The approach was evaluated on the OpenAI-Gymnasium ToyText suite (FrozenLake, CliffWalking, Taxi, Blackjack).

FrozenLake:
- Performance: Achieved 100% win rate on unseen board configurations (varied hole positions and grid sizes) using only 24 traces (12 positive, 12 negative).
- Comparison: Baselines (Alergia, Behavioral Cloning, Decision Trees) trained on 1000 samples achieved only 70–85% on varied configurations and <50% on fixed configurations when tested on new sizes.
- Insight: TSLf learned relational rules (e.g., "avoid coordinates matching holes"), whereas baselines memorized specific state-action pairs.
CliffWalking:
- TSLf generalized perfectly to varied cliff heights and board sizes.
- Baselines failed to generalize when the hazard region changed (e.g., higher cliffs), as they learned local transition probabilities rather than the global safety invariant.
Taxi:
- Successfully captured the temporal sequence of goals (Pick up passenger $\to$ Drop off at destination).
- Baselines failed to learn the sequential dependency, achieving low win rates even with 1000 samples.

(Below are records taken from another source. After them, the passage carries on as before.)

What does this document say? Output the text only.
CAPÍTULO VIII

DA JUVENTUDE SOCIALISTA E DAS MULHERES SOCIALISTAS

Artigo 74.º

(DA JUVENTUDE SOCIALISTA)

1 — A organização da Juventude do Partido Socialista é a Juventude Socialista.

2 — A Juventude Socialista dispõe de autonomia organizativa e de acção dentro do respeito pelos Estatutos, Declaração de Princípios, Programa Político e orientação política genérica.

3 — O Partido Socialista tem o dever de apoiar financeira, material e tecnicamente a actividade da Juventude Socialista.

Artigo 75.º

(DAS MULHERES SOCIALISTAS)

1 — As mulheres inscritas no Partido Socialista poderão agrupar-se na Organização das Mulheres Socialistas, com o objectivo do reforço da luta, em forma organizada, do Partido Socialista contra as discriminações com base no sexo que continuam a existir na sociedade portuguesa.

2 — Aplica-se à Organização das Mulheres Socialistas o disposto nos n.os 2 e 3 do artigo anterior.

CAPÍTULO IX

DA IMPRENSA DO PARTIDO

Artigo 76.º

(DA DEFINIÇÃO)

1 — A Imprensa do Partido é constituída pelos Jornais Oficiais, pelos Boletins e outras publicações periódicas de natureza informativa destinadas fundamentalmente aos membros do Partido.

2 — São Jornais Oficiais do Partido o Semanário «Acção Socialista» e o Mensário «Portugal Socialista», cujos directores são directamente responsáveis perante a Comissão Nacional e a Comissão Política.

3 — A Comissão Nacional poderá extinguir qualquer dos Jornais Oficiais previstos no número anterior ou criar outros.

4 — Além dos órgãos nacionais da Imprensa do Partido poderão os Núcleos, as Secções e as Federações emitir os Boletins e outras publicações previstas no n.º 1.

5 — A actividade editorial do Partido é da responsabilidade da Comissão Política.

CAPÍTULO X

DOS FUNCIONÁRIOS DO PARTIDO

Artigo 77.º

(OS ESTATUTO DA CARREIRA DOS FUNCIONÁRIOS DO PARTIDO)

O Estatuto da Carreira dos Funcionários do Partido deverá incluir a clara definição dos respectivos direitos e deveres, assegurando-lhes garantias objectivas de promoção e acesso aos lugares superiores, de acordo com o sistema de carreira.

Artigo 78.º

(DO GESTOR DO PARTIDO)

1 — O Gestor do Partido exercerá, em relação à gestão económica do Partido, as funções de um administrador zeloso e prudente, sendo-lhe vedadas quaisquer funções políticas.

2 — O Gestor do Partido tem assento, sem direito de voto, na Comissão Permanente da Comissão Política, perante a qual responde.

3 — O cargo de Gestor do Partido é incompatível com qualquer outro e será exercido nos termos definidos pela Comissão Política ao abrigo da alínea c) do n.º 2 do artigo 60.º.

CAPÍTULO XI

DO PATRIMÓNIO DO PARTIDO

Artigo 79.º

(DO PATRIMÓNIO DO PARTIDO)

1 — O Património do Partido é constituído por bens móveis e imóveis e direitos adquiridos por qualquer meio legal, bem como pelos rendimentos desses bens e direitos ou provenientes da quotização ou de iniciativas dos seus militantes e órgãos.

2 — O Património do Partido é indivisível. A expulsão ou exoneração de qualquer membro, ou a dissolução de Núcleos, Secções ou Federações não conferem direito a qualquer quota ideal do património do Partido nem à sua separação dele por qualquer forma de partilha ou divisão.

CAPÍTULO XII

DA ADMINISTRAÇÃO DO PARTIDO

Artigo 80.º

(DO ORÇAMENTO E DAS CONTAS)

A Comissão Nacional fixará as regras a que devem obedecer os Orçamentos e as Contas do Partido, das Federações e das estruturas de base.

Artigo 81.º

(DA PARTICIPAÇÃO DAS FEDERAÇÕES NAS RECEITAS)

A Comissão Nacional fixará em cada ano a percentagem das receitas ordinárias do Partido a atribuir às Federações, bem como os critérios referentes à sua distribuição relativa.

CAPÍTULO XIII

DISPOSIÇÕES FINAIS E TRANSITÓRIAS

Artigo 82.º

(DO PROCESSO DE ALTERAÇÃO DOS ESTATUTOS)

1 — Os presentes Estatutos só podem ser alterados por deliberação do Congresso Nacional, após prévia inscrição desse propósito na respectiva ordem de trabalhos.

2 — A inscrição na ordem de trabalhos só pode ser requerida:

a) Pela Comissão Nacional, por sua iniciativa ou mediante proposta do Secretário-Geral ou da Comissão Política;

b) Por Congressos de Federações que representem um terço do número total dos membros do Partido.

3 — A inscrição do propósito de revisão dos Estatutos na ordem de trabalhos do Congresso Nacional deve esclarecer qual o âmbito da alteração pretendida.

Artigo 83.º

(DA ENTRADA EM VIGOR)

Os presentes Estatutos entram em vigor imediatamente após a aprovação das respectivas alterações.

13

TSLf required only 24 traces.
Blackjack:
- Demonstrated ability to mine safety specifications for stochastic, non-spatial games.
- Achieved 100% adherence to complex strategies (Threshold, Conservative, Basic) with 8–24 traces.

5. Significance

Sample Efficiency: The method is orders of magnitude more sample-efficient than neural or symbolic baselines, requiring fewer than 20 examples to learn complex policies.
Generalization: By learning relational invariants (e.g., $x = \text{goal}$ ) rather than specific values, the synthesized controllers generalize to environments with different sizes, layouts, and dynamics that were never seen during training.
Interpretability: The output is a human-readable formal specification (TSLf formula), providing transparency into the agent's decision-making logic, unlike "black box" neural networks.
Future of RL: This work represents a step toward purely symbolic reinforcement learning, where agents interact with environments, mine formal specifications from experience, and refine their behavior through formal synthesis, potentially solving the out-of-distribution generalization challenges faced by current deep RL methods.